SECURITIES AND EXCHANGE COMMISSION
Washington, D.C. 20549
Pursuant to Section 13 or 15(d)
of the Securities Exchange Act of 1934
October 11, 2023
Date of Report (date of earliest event reported)
Greenidge Generation Holdings Inc.
(Exact name of registrant as specified in its charter)
(State or other jurisdiction of
incorporation or organization)
(Commission File Number)
(I.R.S. Employer Identification Number)
135 Rennell Drive, 3rd Floor
Fairfield, CT 06890
(Address of principal executive offices and zip code)
(Registrant's telephone number, including area code)
Check the appropriate box below if the Form 8-K filing is intended to simultaneously satisfy the filing obligation of the registrant under any of the following provisions:
Written communications pursuant to Rule 425 under the Securities Act (17 CFR 230.425)
Soliciting material pursuant to Rule 14a-12 under the Exchange Act (17 CFR 240.14a-12)
Pre-commencement communications pursuant to Rule 14d-2(b) under the Exchange Act (17 CFR 240.14d-2(b))
Pre-commencement communications pursuant to Rule 13e-4(c) under the Exchange Act (17 CFR 240.13e-4(c))
Securities registered pursuant to Section 12(b) of the Act:
Title of each class
Name of each exchange on which registered
|Class A common stock, par value $.0001||GREE||NASDAQ Global Select Market|
|8.50% Senior Notes due 2026 ||GREEL||NASDAQ Global Select Market|
Indicate by check mark whether the registrant is an emerging growth company as defined in Rule 12b-2 of the Exchange Act.
Emerging growth company ☒
If an emerging growth company, indicate by check mark if the registrant has elected not to use the extended transition period for complying with any new or revised financial accounting standards provided pursuant to Section 13(a) of the Exchange Act. ☐
Departure of Directors or Certain Officers; Election of Directors; Appointment of Certain Officers; Compensatory Arrangements of Certain Officers.
On October 11, 2023, in connection with a management restructuring, Greenidge Generation Holdings Inc. (the “Company”) appointed Christian Mulvihill as its new Chief Financial Officer (“CFO”), succeeding Robert Loughran, who no longer remains with the Company. Mr. Loughran's termination of employment is not a result of a disagreement on any matter relating to the Company's operations, policies or practices.
Mr. Mulvihill, 32, has served as the Company’s Vice President of Engineering and Corporate Development since August 2021, bringing 10 years of diverse experience in finance, corporate development, operations, engineering, and project management. Prior to joining the Company, commencing in August 2020, Mr. Mulvihill was a private equity associate at Atlas Holdings where he focused primarily on investments in the power, energy, and bitcoin mining sectors. Prior to that time, Mr. Mulvihill spent 2 years at Granite Shore Power where he served in multiple roles leading strategic financial and operational initiatives. Mr. Mulvihill began his career at TC Energy in 2013, one of North America’s leading energy infrastructure companies. There, he held various roles of increasing responsibility in engineering and project management. Mr. Mulvihill holds a Bachelor of Science in Mechanical Engineering degree from Queen’s University in Canada.

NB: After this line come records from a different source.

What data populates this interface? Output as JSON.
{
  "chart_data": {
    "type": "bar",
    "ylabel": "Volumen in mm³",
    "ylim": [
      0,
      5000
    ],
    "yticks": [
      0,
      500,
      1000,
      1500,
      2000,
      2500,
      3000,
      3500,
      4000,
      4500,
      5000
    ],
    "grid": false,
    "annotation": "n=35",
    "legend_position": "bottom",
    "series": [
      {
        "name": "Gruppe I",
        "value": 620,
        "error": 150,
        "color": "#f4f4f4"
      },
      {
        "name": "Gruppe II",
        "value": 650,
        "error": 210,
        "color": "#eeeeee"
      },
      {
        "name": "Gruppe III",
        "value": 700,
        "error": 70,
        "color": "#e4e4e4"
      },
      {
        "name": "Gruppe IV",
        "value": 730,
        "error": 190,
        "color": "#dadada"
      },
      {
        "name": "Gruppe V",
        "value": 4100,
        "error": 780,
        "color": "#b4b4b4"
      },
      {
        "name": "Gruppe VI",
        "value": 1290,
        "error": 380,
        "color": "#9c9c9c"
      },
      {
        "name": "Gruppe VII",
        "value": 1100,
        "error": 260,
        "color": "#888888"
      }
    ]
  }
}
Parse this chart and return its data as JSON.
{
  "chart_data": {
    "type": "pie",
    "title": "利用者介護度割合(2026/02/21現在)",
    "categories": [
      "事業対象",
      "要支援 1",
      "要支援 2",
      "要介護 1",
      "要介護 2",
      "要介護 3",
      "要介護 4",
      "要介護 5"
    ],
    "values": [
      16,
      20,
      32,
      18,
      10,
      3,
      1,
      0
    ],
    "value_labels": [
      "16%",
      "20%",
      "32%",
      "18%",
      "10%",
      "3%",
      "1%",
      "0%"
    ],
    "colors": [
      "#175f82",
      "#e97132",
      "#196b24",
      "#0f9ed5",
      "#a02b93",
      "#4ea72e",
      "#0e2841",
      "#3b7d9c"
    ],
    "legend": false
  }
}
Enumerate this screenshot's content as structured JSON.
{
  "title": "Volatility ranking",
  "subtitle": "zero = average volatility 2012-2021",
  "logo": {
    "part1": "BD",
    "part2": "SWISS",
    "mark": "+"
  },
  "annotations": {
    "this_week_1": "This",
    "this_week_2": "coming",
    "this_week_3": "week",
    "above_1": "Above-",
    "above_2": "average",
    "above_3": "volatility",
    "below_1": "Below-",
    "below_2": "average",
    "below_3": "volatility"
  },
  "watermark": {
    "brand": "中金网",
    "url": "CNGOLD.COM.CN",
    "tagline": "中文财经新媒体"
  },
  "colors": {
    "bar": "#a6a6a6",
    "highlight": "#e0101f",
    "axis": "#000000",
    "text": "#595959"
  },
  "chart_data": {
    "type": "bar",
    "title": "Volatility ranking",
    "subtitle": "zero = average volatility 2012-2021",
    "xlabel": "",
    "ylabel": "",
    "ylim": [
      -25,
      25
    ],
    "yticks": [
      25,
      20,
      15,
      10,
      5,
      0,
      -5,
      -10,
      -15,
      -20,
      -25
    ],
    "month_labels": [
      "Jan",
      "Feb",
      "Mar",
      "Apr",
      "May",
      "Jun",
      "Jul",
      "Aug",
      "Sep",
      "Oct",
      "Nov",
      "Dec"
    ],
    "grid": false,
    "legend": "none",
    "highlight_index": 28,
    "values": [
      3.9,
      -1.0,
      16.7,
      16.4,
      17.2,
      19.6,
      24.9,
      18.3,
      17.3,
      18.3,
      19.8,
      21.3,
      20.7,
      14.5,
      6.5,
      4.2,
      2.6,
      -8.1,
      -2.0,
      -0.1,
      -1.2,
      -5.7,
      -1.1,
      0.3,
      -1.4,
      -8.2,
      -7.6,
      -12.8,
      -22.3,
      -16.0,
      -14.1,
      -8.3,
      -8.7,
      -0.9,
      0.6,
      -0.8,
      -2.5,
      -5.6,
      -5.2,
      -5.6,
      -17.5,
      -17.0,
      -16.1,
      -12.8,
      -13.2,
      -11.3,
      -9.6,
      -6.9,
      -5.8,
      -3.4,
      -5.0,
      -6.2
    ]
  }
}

In connection with his employment by the Company as CFO, Mr. Mulvihill entered into an Offer Letter with the Company, effective October 11, 2023, pursuant to which Mr. Mulvihill will receive a base salary in the amount of $250,000, and a one-time sign-on bonus of $125,000 worth of the Company’s Class A Common Stock. In addition, Mr. Mulvihill will be eligible to receive an annual target bonus of up to 25% of base salary in cash and up to 25% of base salary in equity, subject to such terms and performance conditions as determined by the Board.
There are no other understandings or arrangements between Mr. Mulvihill and any other person pursuant to which Mr. Mulvihill was appointed to serve as CFO. There are no existing relationships between Mr. Mulvihill and any person that would require disclosure pursuant to Item 404(a) of Regulation S-K or any familial relationships that would require disclosure under Item 401(d) of Regulation S-K.
Item 9.01 - Financial Statements and Exhibits
(d) The following exhibits are being filed herewith:
|104||Cover Page Interactive Data File (embedded within the Inline XBRL document)|
Pursuant to the requirements of the Securities Exchange Act of 1934, as amended, the Registrant has duly caused this report to be signed on its behalf by the undersigned hereunto duly authorized on this 17th day of October, 2023.